If $\left( {1 + 3 + 5 + .... + p} \right) + \left( {1 + 3 + 5 + .... + q} \right) = \left( {1 + 3 + 5 + .... + r} \right)$, where each set of parentheses contains the sum of consecutive odd integers as shown, the smallest possible value of $p + q + r$, (where $p > 6$ ) is:
A. 12
B. 21
C. 27
D. 24

Answer 1

To solve this question first we find that this expression is in arithmetic progression then find the sum of all the three expressions of then add them and try to make in the form of Pythagoras triplet and then we assign the smallest Pythagoras triplet and then find the value of all the variables that we need and add them to get the final answer.

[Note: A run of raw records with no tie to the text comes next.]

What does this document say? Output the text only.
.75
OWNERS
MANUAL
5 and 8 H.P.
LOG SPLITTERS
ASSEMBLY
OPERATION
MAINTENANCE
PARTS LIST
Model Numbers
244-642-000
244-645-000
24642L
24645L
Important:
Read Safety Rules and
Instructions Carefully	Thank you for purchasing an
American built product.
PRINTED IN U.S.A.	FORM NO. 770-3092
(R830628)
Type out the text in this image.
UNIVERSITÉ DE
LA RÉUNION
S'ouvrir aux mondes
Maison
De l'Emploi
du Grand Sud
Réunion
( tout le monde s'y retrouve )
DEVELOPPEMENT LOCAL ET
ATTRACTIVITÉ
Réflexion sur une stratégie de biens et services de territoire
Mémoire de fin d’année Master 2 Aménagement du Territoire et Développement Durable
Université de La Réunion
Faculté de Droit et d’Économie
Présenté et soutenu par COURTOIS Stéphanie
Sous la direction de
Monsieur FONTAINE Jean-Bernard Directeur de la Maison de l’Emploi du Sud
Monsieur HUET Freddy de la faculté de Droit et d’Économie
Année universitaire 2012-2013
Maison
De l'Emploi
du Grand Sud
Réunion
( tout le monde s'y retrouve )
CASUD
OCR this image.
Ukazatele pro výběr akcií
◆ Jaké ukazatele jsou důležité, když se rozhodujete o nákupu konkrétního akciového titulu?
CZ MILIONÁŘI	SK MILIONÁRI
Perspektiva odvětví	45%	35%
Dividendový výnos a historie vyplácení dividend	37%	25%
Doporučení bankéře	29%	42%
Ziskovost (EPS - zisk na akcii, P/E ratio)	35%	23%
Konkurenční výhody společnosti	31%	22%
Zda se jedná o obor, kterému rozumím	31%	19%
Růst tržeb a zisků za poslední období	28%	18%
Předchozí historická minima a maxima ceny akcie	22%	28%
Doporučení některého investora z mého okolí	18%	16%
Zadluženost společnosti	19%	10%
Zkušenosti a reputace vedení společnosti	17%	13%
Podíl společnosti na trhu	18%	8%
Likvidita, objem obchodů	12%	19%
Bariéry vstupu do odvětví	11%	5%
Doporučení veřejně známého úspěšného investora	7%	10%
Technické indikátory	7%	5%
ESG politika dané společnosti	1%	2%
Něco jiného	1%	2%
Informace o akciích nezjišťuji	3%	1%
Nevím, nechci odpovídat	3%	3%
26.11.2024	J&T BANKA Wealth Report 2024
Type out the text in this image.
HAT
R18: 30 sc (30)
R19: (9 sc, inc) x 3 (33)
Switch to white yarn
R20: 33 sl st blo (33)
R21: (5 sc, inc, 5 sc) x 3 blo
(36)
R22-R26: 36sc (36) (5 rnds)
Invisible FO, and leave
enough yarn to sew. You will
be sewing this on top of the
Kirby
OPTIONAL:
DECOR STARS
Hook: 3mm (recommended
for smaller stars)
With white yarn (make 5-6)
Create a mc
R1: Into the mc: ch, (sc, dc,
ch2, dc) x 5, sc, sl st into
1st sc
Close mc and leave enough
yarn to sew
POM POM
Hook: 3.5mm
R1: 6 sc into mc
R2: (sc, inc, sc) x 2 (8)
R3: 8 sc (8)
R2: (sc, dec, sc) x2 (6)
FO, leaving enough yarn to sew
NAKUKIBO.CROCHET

Complete step by step answer:
We have given that $\left( {1 + 3 + 5 + .... + p} \right) + \left( {1 + 3 + 5 + .... + q} \right) = \left( {1 + 3 + 5 + .... + r} \right)$.
We have to find the then minimum value of $p + q + r$.
$\left( {1 + 3 + 5 + .... + p} \right) + \left( {1 + 3 + 5 + .... + q} \right) = \left( {1 + 3 + 5 + .... + r} \right)$
All the three expression are in arithmetic progression so we use the formula of sum of n term of arithmetic progression.The sum of first expression is:
$1 + 3 + 5 + .... + p = \dfrac{{{{\left( {p + 1} \right)}^2}}}{4}$

The sum of second expression is:
$1 + 3 + 5 + .... + q = \dfrac{{{{\left( {q + 1} \right)}^2}}}{4}$
The sum of third expression is:
$1 + 3 + 5 + .... + r = \dfrac{{{{\left( {r + 1} \right)}^2}}}{4}$
Now putting all the values in the $\left( {1 + 3 + 5 + .... + p} \right) + \left( {1 + 3 + 5 + .... + q} \right) = \left( {1 + 3 + 5 + .... + r} \right)$ in form of sum.
$\dfrac{{{{\left( {p + 1} \right)}^2}}}{4} + \dfrac{{{{\left( {1 + q} \right)}^2}}}{4} = \dfrac{{{{\left( {1 + r} \right)}^2}}}{4}$

Now canceling the factor of 4 from both sides.
${\left( {p + 1} \right)^2} + {\left( {1 + q} \right)^2} = {\left( {1 + r} \right)^2}$
The obtained equation is a Pythagoras triplet
$p + 1,q + 1,r + 1 \in \;Pythagoras{\text{ }}triplet$
$p > 6$ so we take $p = 7$ and the smallest possible value of $q,r$.
$p = 7$, $q = 5$ and $r = 9$ these are the smallest values of all variables.
The smallest possible of $p + q + r$ is $7 + 5 + 9 = 21$

Hence, the correct answer is option B.

Note: To solve these types of questions students have knowledge of types of progression and must know all the formulas related to those expressions. Students often make mistakes in deciding the value of the variable and then don’t apply the condition on one variable and then directly equate all those to 3,4,5 in order to find the smallest sum.